So........................New Year, New Issue
This one looks to be a fairly simple fix to be fair (touch wood etc). I was driving back home at night like a sensible A6 driver (which is how I drive all the time Officer!) when I got a ESP fail message on the dash with the car throttle having virtually no response. I pulled over and the car barely held idle at all with some serious vibration felt so I switched the engine off straight away, gave it a few seconds and restarted the car just in case it was a weird transient electrical issue (the throttle is Fly-By-Wire or FBW on these, not cable) and the fault remained.
I always carry my 15-ish year old "maintenance" laptop with me (with VCDS, ETKA & ELSAWIN software etc to look after my car) so I could quickly diagnose the issue at the road side and reset any fault codes if required and get myself the 6-ish miles back to my house.

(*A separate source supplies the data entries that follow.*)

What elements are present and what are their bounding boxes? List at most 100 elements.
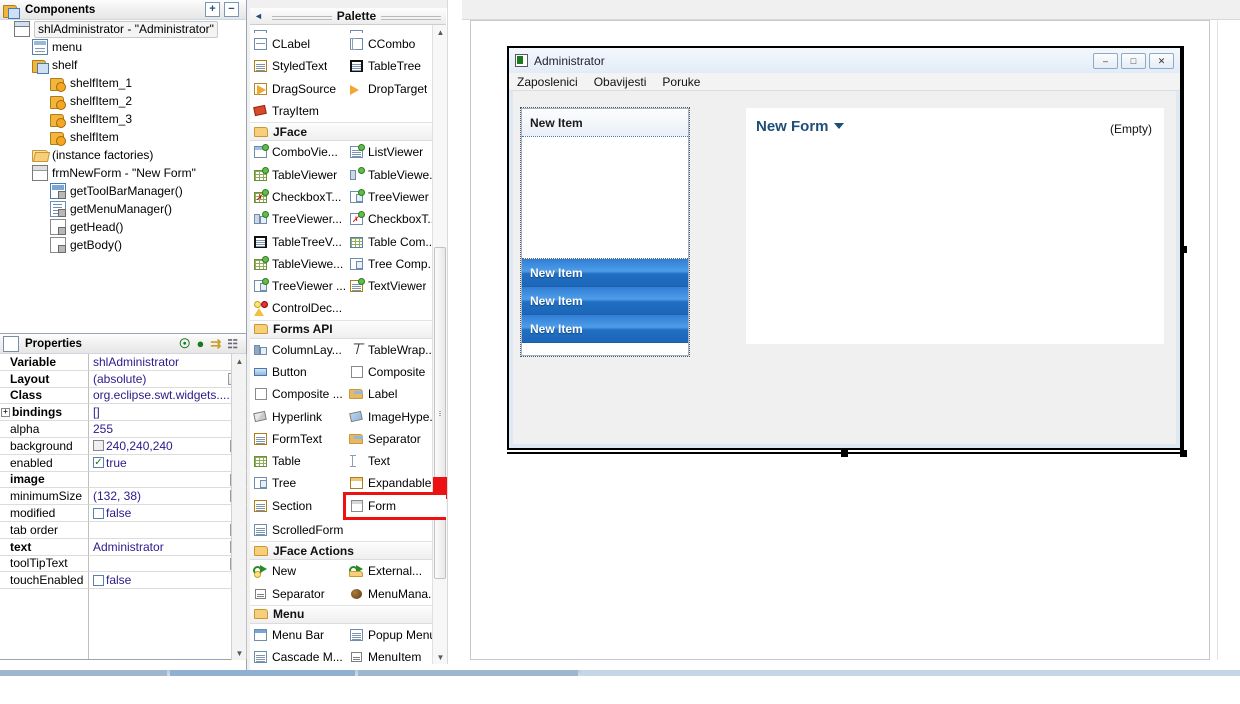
palette-category-jface[interactable]: JFace — [250, 122, 446, 142]
palette-item-hyperlink[interactable]: Hyperlink — [250, 405, 346, 427]
checkbox-icon[interactable] — [93, 574, 104, 586]
property-value[interactable]: ⋯ — [89, 521, 247, 539]
palette-item-partial-a[interactable] — [250, 25, 346, 33]
tree-item-getHead[interactable]: getHead() — [0, 218, 246, 236]
taskbar-segment-1[interactable] — [0, 670, 167, 676]
properties-scrollbar[interactable]: ▲ ▼ — [231, 354, 246, 660]
property-value[interactable]: false — [89, 505, 247, 522]
palette-item-treeviewercolumn[interactable]: TreeViewer... — [250, 208, 346, 230]
property-row-layout[interactable]: Layout (absolute) ▼ — [0, 370, 247, 388]
palette-item-composite[interactable]: Composite — [346, 361, 442, 383]
palette-item-separator[interactable]: Separator — [346, 428, 442, 450]
palette-item-menuitem[interactable]: MenuItem — [346, 646, 442, 664]
checkbox-checked-icon[interactable]: ✓ — [93, 457, 104, 469]
palette-item-styledtext[interactable]: StyledText — [250, 55, 346, 77]
tree-item-getMenuManager[interactable]: getMenuManager() — [0, 200, 246, 218]
menu-poruke[interactable]: Poruke — [662, 75, 700, 89]
property-value[interactable]: ⋯ — [89, 471, 247, 489]
scroll-down-icon[interactable]: ▼ — [232, 646, 247, 660]
palette-item-partial-b[interactable] — [346, 25, 442, 33]
property-value[interactable]: ✓ true — [89, 454, 247, 472]
scroll-up-icon[interactable]: ▲ — [433, 25, 448, 39]
tree-item-getBody[interactable]: getBody() — [0, 236, 246, 254]
palette-item-ccombo[interactable]: CCombo — [346, 33, 442, 55]
tree-item-menu[interactable]: menu — [0, 38, 246, 56]
property-row-modified[interactable]: modified false — [0, 505, 247, 522]
preview-window-shlAdministrator[interactable]: Administrator – □ ✕ Zaposlenici Obavijes… — [507, 46, 1182, 450]
palette-item-scrolledform[interactable]: ScrolledForm — [250, 519, 346, 541]
preview-shelf[interactable]: New Item New Item New Item New Item — [520, 107, 690, 357]
palette-item-tree[interactable]: Tree — [250, 472, 346, 494]
property-value[interactable]: 255 — [89, 421, 247, 438]
menu-zaposlenici[interactable]: Zaposlenici — [517, 75, 578, 89]
shelf-item-3[interactable]: New Item — [522, 315, 688, 343]
taskbar-segment-3[interactable] — [581, 670, 1240, 676]
property-row-text[interactable]: text Administrator ⋯ — [0, 538, 247, 556]
property-row-minimumsize[interactable]: minimumSize (132, 38) ⋯ — [0, 488, 247, 506]
property-row-bindings[interactable]: + bindings [] — [0, 404, 247, 422]
expand-icon[interactable]: + — [1, 407, 10, 417]
property-row-background[interactable]: background 240,240,240 ⋯ — [0, 437, 247, 455]
palette-item-tablewraplayout[interactable]: TableWrap... — [346, 339, 442, 361]
collapse-palette-icon[interactable]: ◄ — [254, 11, 263, 21]
palette-item-droptarget[interactable]: DropTarget — [346, 78, 442, 100]
palette-item-tableviewer[interactable]: TableViewer — [250, 163, 346, 185]
palette-item-composite-separator[interactable]: Composite ... — [250, 383, 346, 405]
components-tree[interactable]: shlAdministrator - "Administrator" menu … — [0, 20, 246, 334]
property-row-image[interactable]: image ⋯ — [0, 471, 247, 489]
property-row-variable[interactable]: Variable shlAdministrator — [0, 354, 247, 371]
palette-item-form[interactable]: Form — [343, 491, 446, 520]
maximize-button[interactable]: □ — [1121, 53, 1146, 69]
property-row-touchenabled[interactable]: touchEnabled false — [0, 572, 247, 590]
palette-item-treecomposite[interactable]: Tree Comp... — [346, 253, 442, 275]
palette-item-treeviewer[interactable]: TreeViewer — [346, 186, 442, 208]
properties-table[interactable]: Variable shlAdministrator Layout (absolu… — [0, 354, 247, 660]
palette-item-section[interactable]: Section — [250, 495, 346, 517]
palette-item-expandablecomposite[interactable]: Expandable... — [346, 472, 442, 494]
palette-item-formtext[interactable]: FormText — [250, 428, 346, 450]
resize-handle-bottom[interactable] — [841, 450, 848, 457]
palette-scroll-thumb[interactable] — [434, 247, 446, 579]
property-value[interactable]: org.eclipse.swt.widgets.... — [89, 387, 247, 405]
palette-item-dragsource[interactable]: DragSource — [250, 78, 346, 100]
palette-item-tabletreeviewer[interactable]: TableTreeV... — [250, 230, 346, 252]
goto-definition-icon[interactable]: ● — [196, 337, 204, 350]
scroll-up-icon[interactable]: ▲ — [232, 354, 247, 368]
palette-list[interactable]: CLabel CCombo StyledText TableTree DragS… — [250, 25, 447, 664]
design-canvas[interactable]: Administrator – □ ✕ Zaposlenici Obavijes… — [470, 20, 1210, 660]
tree-item-shelfItem_3[interactable]: shelfItem_3 — [0, 110, 246, 128]
palette-scrollbar[interactable]: ▲ ▼ — [432, 25, 447, 664]
palette-item-text[interactable]: Text — [346, 450, 442, 472]
property-value[interactable]: Administrator ⋯ — [89, 538, 247, 556]
tree-item-instance-factories[interactable]: (instance factories) — [0, 146, 246, 164]
taskbar-segment-2[interactable] — [358, 670, 578, 676]
property-value[interactable]: (absolute) ▼ — [89, 370, 247, 388]
palette-category-forms-api[interactable]: Forms API — [250, 319, 446, 339]
palette-item-menubar[interactable]: Menu Bar — [250, 624, 346, 646]
palette-item-columnlayout[interactable]: ColumnLay... — [250, 339, 346, 361]
taskbar-segment-active[interactable] — [170, 670, 355, 676]
palette-item-external[interactable]: External... — [346, 560, 442, 582]
property-value[interactable]: ⋯ — [89, 555, 247, 573]
menu-obavijesti[interactable]: Obavijesti — [594, 75, 647, 89]
palette-item-treeviewer2[interactable]: TreeViewer ... — [250, 275, 346, 297]
tree-item-shelfItem_1[interactable]: shelfItem_1 — [0, 74, 246, 92]
checkbox-icon[interactable] — [93, 507, 104, 519]
design-editor-scrollbar[interactable] — [1217, 20, 1232, 660]
property-value[interactable]: 240,240,240 ⋯ — [89, 437, 247, 455]
resize-handle-bottom-right[interactable] — [1180, 450, 1187, 457]
expand-all-icon[interactable]: + — [205, 2, 220, 17]
property-row-alpha[interactable]: alpha 255 — [0, 421, 247, 438]
shelf-header-item[interactable]: New Item — [522, 109, 688, 137]
palette-item-comboviewer[interactable]: ComboVie... — [250, 141, 346, 163]
property-value[interactable]: shlAdministrator — [89, 354, 247, 371]
property-row-tooltiptext[interactable]: toolTipText ⋯ — [0, 555, 247, 573]
palette-item-clabel[interactable]: CLabel — [250, 33, 346, 55]
tree-item-shlAdministrator[interactable]: shlAdministrator - "Administrator" — [0, 20, 246, 38]
palette-item-action-separator[interactable]: Separator — [250, 583, 346, 605]
palette-item-controldecoration[interactable]: ControlDec... — [250, 297, 346, 319]
palette-item-textviewer[interactable]: TextViewer — [346, 275, 442, 297]
palette-item-button[interactable]: Button — [250, 361, 346, 383]
palette-item-tableviewer2[interactable]: TableViewe... — [250, 253, 346, 275]
preview-menubar[interactable]: Zaposlenici Obavijesti Poruke — [509, 73, 1180, 91]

I got the following message -
I had a quick google and that specific P3035 message for "Mechanical Malfunction" is almost never seen, there's plenty of other "throttle" codes but I couldn't find "Mechanical Malfunction" so the internet wasn't a great help, other than to confirm "something" was not right with my passenger side throttle body/valve. I reset the codes a few times and they did disappear but after a short distance they'd re-appear but the car was just able to drive in Limp mode so I could get it home with the fault still obviously there.
I had a quick look on Youtube and this video was quite helpful for showing me the internals of my specific type of throttle body and how it can cause failures due to age/wear etc -
https://www.youtube.com/watch?v=6-2Ui1PXQPc
I had a quick look at how the throttle body came away (looked simple) except for the bolts holding the throttle body in where Audi had used a type of bolt I'd never seen before on a car, a Spline drive or XZN bit, so I had to get a set from town before I could continue (got a second "commute" car so no issues).
Once I had the right type of Bit drive I following ELSAWIN and started to take apart the left intake setup which was fairly easy except for a few pipe/hose connections on the underside of the intake pipe and the extra Water/Meth injection pipework I've had fitted -
Once that was out of the way it gave me access to the throttle body which came out in seconds -
Once out, I took in the house to take it apart which only needed the simple removal of 6 metal push-on type tabs using a thin jewellers type flatblade. Once the clips were off the plastic backing comes away and you can see inside. The motor is on the left and that turns the centre cog which is a dual layer with the upper large diameter for the motor and a smaller diameter cog underneath which connects to the large arc'd cog on the right which physically moves the valve, only in my case it doesn't -
With the centre cog removed the motor spins freely but the valve, now isolated from the rest, only moves a few degrees then stops and won't move any further using normal "a few white knuckles" pressure to push it, whereas in the YT video it can be seen that the valve should easily move fully open.
So that would seem to explain the error code of "Mechanical Malfunction" as the valve doesn't move fully open, which the ECU can sense as the valve does move a few degrees to start but then stops. Now I haven't yet tried beating the valve open to see if this is just a temporary issue which might be fixed with some brute force, but seen as its already off and seen as something is clearly wrong with it, I decided it's just best to buy another just for peace of mind as I don't want this re-occuring at full throttle and this time it might stick open etc.
The new one should be here in a few days and I'll stick another post up once its fitted. If it does fix the issue I'll try beating (carefully disassembling Officer!) the old one apart and seeing whats gone wrong with it. Once a new one is fitted, again due to this being a "FBW" throttle there is an "adaption" which needs to be carried out which is very simple using VCDS, where the cars ECU drives the throttle body through a range of motion to make sure it has full control of the valve and it recalibrates the settings in the ECU for that valve i.e. 3 degrees requested actually moves the valve 3 degrees and not 2 or 4 or 90 etc.